By the end of the week, revise the Objective and Key Results once based on what you heard. Keep both versions. The value here is noticing how conversation around a simple scoreboard starts shifting people from reporting activities toward debating impact.
As AI tools mature, expect them to act less like dashboards and more like quiet co-pilots: surfacing patterns in your existing metrics, auto-suggesting stretch outcomes, and warning when teams drift into busywork. Think of them as a tide chart for your quarter—showing when conditions are rising or receding so you launch the right initiatives at the right moment, instead of reacting late to trend lines that were visible weeks earlier.
When you treat this as an ongoing practice, not a quarterly form to fill, something subtle happens: patterns emerge. You’ll notice which teams act like jazz ensembles—listening, adjusting, leaving space—and which play solo over everyone else. Stay curious about those differences; they’re early signals of culture shifts you can amplify or gently redesign.

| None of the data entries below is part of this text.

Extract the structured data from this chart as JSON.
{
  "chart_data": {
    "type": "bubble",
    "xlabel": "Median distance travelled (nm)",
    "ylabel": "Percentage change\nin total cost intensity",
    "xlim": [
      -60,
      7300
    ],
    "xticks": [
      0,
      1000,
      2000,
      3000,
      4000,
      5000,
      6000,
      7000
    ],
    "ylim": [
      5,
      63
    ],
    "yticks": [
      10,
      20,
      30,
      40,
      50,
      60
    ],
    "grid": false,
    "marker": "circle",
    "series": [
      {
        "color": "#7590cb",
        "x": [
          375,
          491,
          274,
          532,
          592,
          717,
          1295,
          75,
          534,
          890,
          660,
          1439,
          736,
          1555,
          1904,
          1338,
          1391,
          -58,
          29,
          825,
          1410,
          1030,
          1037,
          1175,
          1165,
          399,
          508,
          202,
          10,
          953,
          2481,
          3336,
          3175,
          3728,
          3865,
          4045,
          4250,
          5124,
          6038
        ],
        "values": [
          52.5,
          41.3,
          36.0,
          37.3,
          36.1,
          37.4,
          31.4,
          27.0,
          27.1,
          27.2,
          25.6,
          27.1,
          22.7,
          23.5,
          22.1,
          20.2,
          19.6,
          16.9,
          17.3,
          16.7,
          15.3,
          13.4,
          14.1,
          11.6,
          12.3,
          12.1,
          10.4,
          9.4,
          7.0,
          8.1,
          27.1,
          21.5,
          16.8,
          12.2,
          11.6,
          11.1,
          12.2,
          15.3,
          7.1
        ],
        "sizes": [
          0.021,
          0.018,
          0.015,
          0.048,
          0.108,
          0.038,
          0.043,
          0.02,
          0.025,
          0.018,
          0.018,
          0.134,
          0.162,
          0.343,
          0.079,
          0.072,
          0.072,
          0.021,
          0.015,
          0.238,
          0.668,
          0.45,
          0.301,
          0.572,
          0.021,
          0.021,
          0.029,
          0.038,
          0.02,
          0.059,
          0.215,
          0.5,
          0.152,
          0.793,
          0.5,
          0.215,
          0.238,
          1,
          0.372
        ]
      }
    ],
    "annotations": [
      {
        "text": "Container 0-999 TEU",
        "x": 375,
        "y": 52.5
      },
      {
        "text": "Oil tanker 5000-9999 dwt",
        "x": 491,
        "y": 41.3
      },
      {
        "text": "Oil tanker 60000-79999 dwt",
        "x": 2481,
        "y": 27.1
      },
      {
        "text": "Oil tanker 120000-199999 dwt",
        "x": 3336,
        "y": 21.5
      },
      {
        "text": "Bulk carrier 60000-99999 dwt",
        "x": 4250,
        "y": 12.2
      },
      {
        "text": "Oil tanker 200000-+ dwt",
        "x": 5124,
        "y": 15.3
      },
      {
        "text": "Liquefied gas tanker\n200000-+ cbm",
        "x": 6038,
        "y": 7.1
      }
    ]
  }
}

Start with this tiny habit: When you open your laptop for work, jot a single “O:” line in your notes app that starts with a verb and ends with “this quarter” (for example: “Launch our new onboarding flow this quarter”). Then, underneath it, add just ONE possible Key Result that’s numeric (for example: “Increase onboarding completion from 60% to 75%”). Close the note—don’t perfect it, don’t add more—just let your brain get used to framing work as an Objective with one measurable outcome.